Il demande également un financement accru et récurrent pour prévenir la propagation des idéologies antiféministes et masculinistes. Parmi les moyens proposés figurent des programmes de littératie numérique, la sensibilisation à la désinformation et aux discours misogynes ainsi que la formation du personnel scolaire et des intervenant·es jeunesse.
Cette question n’est pas nouvelle pour Les 3 sex*. L’organisme mène déjà des projets consacrés aux cyberviolences, dont Cyberhéros, qui vise notamment les garçons de 14 à 17 ans susceptibles d’être influencés par les discours provenant de la manosphère.
Sa plateforme demande aussi le développement de ressources de justice réparatrice adaptées aux situations de violence conjugale. Ces démarches devraient, selon l’organisme, demeurer volontaires, sécuritaires et centrées sur les besoins des personnes victimes, tout en favorisant la responsabilisation et l’accompagnement des personnes ayant commis des violences.
Une éducation sexuelle inclusive tout au long du parcours scolaire
L’éducation à la sexualité constitue un autre élément central des revendications. Les 3 sex* demande au prochain gouvernement de garantir une éducation sexuelle universelle, obligatoire, inclusive et fondée sur les données probantes pendant l’ensemble du parcours scolaire.
L’enjeu revêt une importance particulière pour les jeunes LGBTQ+, dont les réalités peuvent demeurer peu représentées lorsque l’éducation sexuelle repose essentiellement sur des modèles cisgenres et hétérosexuels.
Pour Les 3 sex*, une éducation sexuelle complète doit dépasser la seule prévention des infections transmissibles sexuellement ou des grossesses. L’organisme inscrit notamment dans sa mission la promotion de relations égalitaires, la lutte contre les stéréotypes et les préjugés ainsi que l’accès à une information récente, accessible, fiable et de qualité sur la sexualité.
Décriminaliser complètement le travail du sexe
Les 3 sex* prend également position sur un dossier relevant en grande partie du gouvernement fédéral : le travail du sexe. L’organisme demande au prochain gouvernement québécois de reconnaître publiquement que la décriminalisation complète du travail du sexe constitue, selon lui, une mesure essentielle à la protection des droits, de la santé et de la sécurité des travailleuses et travailleurs du sexe.
Québec devrait également, selon cette revendication, faire pression sur Ottawa afin que le cadre législatif canadien soit réformé. Les 3 sex* défend déjà publiquement cette approche et offre notamment une formation consacrée à la décriminalisation du travail du sexe et aux différents modèles juridiques qui l’encadrent.

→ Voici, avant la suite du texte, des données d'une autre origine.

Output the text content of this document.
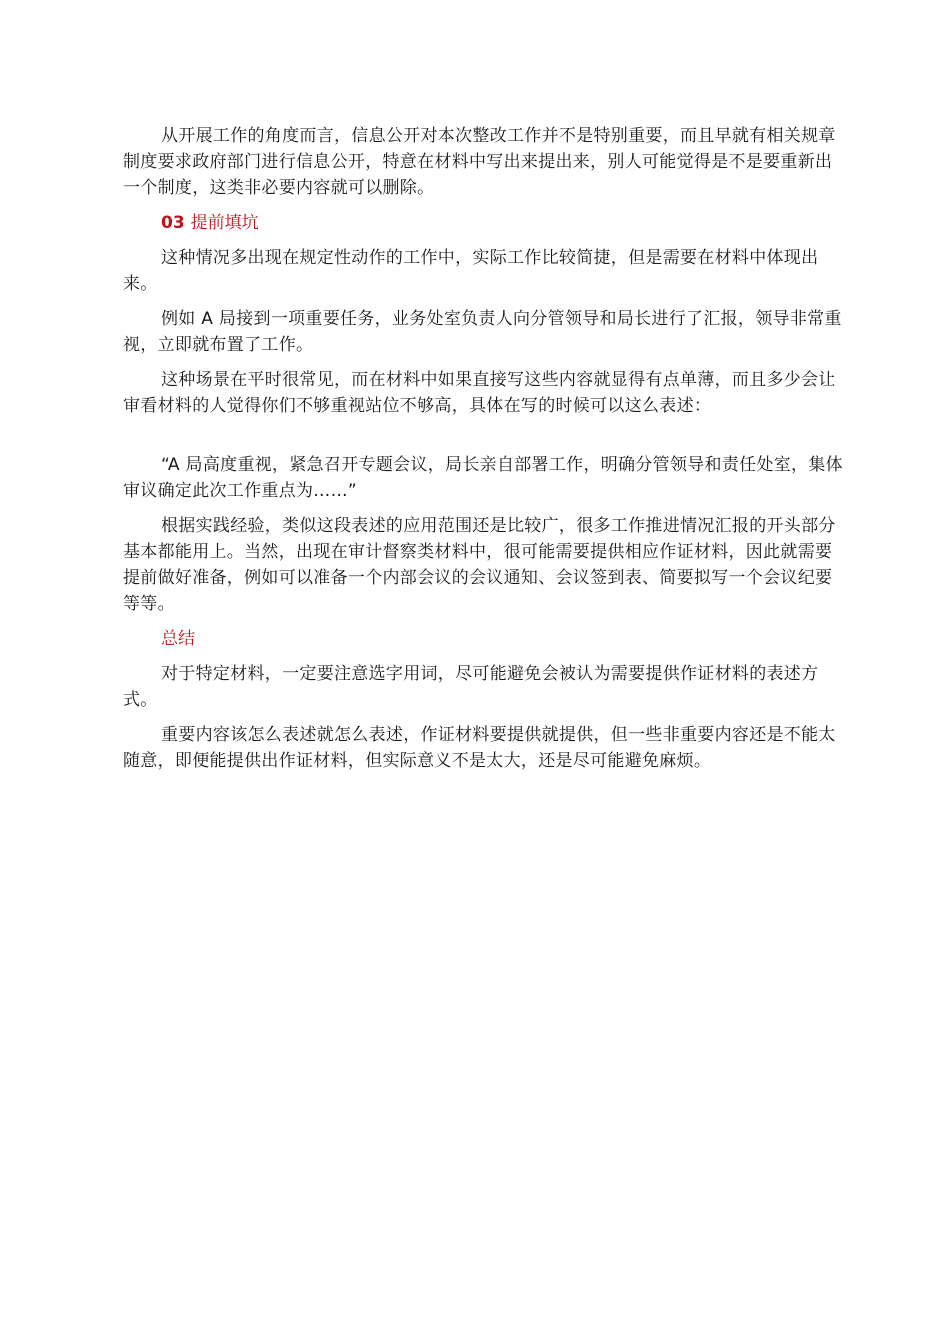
从开展工作的角度而言，信息公开对本次整改工作并不是特别重要，而且早就有相关规章制度要求政府部门进行信息公开，特意在材料中写出来提出来，别人可能觉得是不是要重新出一个制度，这类非必要内容就可以删除。

03 提前填坑

这种情况多出现在规定性动作的工作中，实际工作比较简捷，但是需要在材料中体现出来。

例如 A 局接到一项重要任务，业务处室负责人向分管领导和局长进行了汇报，领导非常重视，立即就布置了工作。

这种场景在平时很常见，而在材料中如果直接写这些内容就显得有点单薄，而且多少会让审看材料的人觉得你们不够重视站位不够高，具体在写的时候可以这么表述：

“A 局高度重视，紧急召开专题会议，局长亲自部署工作，明确分管领导和责任处室，集体审议确定此次工作重点为……”

根据实践经验，类似这段表述的应用范围还是比较广，很多工作推进情况汇报的开头部分基本都能用上。当然，出现在审计督察类材料中，很可能需要提供相应作证材料，因此就需要提前做好准备，例如可以准备一个内部会议的会议通知、会议签到表、简要拟写一个会议纪要等等。

总结

对于特定材料，一定要注意选字用词，尽可能避免会被认为需要提供作证材料的表述方式。

重要内容该怎么表述就怎么表述，作证材料要提供就提供，但一些非重要内容还是不能太随意，即便能提供出作证材料，但实际意义不是太大，还是尽可能避免麻烦。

Soutenir davantage les organismes spécialisés
Enfin, l’organisme réclame un financement accru des groupes possédant une expertise sexologique dans des domaines comme la jeunesse, la diversité sexuelle et de genre ou le travail du sexe. L’objectif serait notamment de maintenir et de développer des lieux physiques, des lignes d’écoute, des espaces numériques et d’autres services accessibles et sécuritaires pour les populations concernées.

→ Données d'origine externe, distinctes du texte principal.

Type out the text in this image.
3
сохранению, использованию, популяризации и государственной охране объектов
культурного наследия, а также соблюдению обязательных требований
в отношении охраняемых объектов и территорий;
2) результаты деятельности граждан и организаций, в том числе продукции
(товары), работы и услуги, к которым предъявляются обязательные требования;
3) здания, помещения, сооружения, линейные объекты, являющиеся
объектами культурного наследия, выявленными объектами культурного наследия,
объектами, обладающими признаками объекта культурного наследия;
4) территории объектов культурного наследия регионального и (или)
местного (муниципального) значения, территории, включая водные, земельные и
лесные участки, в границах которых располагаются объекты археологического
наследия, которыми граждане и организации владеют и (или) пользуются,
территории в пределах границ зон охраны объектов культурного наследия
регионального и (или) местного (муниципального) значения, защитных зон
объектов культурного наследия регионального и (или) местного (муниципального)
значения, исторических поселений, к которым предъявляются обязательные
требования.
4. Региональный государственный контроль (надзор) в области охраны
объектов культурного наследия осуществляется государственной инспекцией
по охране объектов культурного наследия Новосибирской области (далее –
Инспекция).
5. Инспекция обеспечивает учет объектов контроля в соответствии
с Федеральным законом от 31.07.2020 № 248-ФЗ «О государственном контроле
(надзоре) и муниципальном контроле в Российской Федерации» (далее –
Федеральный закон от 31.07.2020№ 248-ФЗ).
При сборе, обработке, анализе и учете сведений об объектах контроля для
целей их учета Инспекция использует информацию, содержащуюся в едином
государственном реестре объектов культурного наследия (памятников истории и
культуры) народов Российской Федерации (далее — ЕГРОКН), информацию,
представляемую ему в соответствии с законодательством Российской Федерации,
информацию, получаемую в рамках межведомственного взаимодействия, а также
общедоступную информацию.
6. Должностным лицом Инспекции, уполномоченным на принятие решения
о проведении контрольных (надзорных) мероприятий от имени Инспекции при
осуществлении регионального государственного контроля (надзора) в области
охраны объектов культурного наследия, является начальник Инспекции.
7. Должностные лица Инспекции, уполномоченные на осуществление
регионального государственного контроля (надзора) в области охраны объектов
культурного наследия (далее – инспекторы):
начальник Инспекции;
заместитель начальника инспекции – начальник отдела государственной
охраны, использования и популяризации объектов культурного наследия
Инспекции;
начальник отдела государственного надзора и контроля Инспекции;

Fondé en 2016, Les 3 sex* est un organisme de bienfaisance qui œuvre à la défense des droits sexuels et de la santé sexuelle des femmes et des personnes de la diversité sexuelle et de genre. Ses activités se déploient aujourd’hui autour de trois grands axes : la santé sexuelle et reproductive, les (cyber)violences à caractère sexuel et basées sur le genre ainsi que la vie relationnelle, affective et sexuelle.
À travers cette plateforme, l’organisme souhaite surtout que ces questions trouvent leur place dans la campagne électorale québécoise. Car derrière les débats sur la santé, l’éducation et les services sociaux se joue, rappelle-t-il, quelque chose de plus fondamental : la possibilité pour chaque personne d’exercer librement ses droits sexuels et reproductifs.